Utilization of Scrap Prepreg Wastes as a Reinforcement in a Wholly Recycled PlasticEPA Contract Number: 68D30119
Title: Utilization of Scrap Prepreg Wastes as a Reinforcement in a Wholly Recycled Plastic
Investigators: Blizard, Kent G.
Small Business: Foster-Miller Inc.
EPA Contact: Manager, SBIR Program
Project Period: September 1, 1993 through March 1, 1994
Project Amount: $49,951
RFA: Small Business Innovation Research (SBIR) - Phase I (1993) RFA Text | Recipients Lists
Research Category: Hazardous Waste/Remediation , SBIR - Waste , Small Business Innovation Research (SBIR)
Description:Foster-Miller proposes to utilize scrap prepreg waste as a reinforcement in recycled polyethylene. By reinforcing recycled plastics such as polyethylene with scrap prepreg and suitable binders, an economical useful product can be obtained. At the same time, this innovation will also help to reduce 2.5 million pound/yr of hazardous waste -- uncured prepreg scrap. Foster-Miller is working with a composites user who is developing alternative high value uses for scrap prepreg in order to eliminate the hazardous waste disposal problems. By utilizing post-consumer plastic waste as the matrix material, this product will also contribute to eliminating the landfill space problem. In addition, since the raw material costs of this recycled reinforced plastic are nominal, Foster-Miller's material will be cost-effective and consequently attractive to the commercial sector.
Since carbon fiber has a tensile modulus of 200 GPa and strength of 2760 MPa, Foster-Miller's innovative recycled material should be ideal for construction applications, overcoming the mechanical property limitations of current reinforced recycled plastics that utilize reinforcements such as wood fiber or fiberglass which have substantially lower properties than carbon fiber.
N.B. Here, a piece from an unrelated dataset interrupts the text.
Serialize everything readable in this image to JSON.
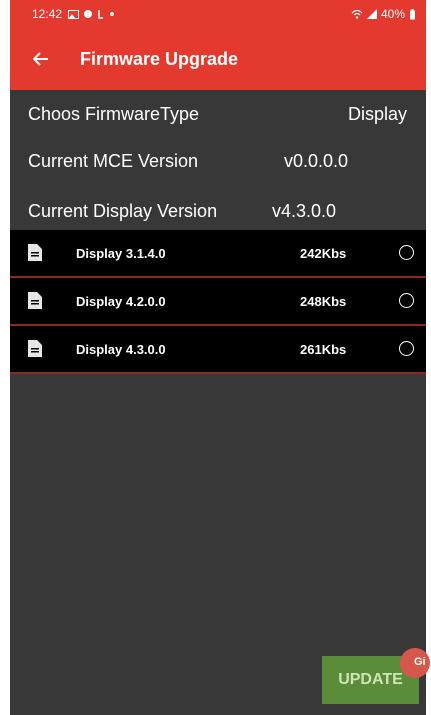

With proper interfacial control between the reinforcement and the plastic matrix, their proposed recycled construction material should have mechanical properties competitive with wood, such as tensile strength of 75 MPa and modulus of 15 GPa. To show feasibility, they will compare the properties of their material to wood and demonstrate the effectiveness of the binder they choose. Practical extrusion processing conditions will be determined and a prototype extruded construction material produced. Phase I to thus enable them to move quickly to full-scale development in Phases II and III.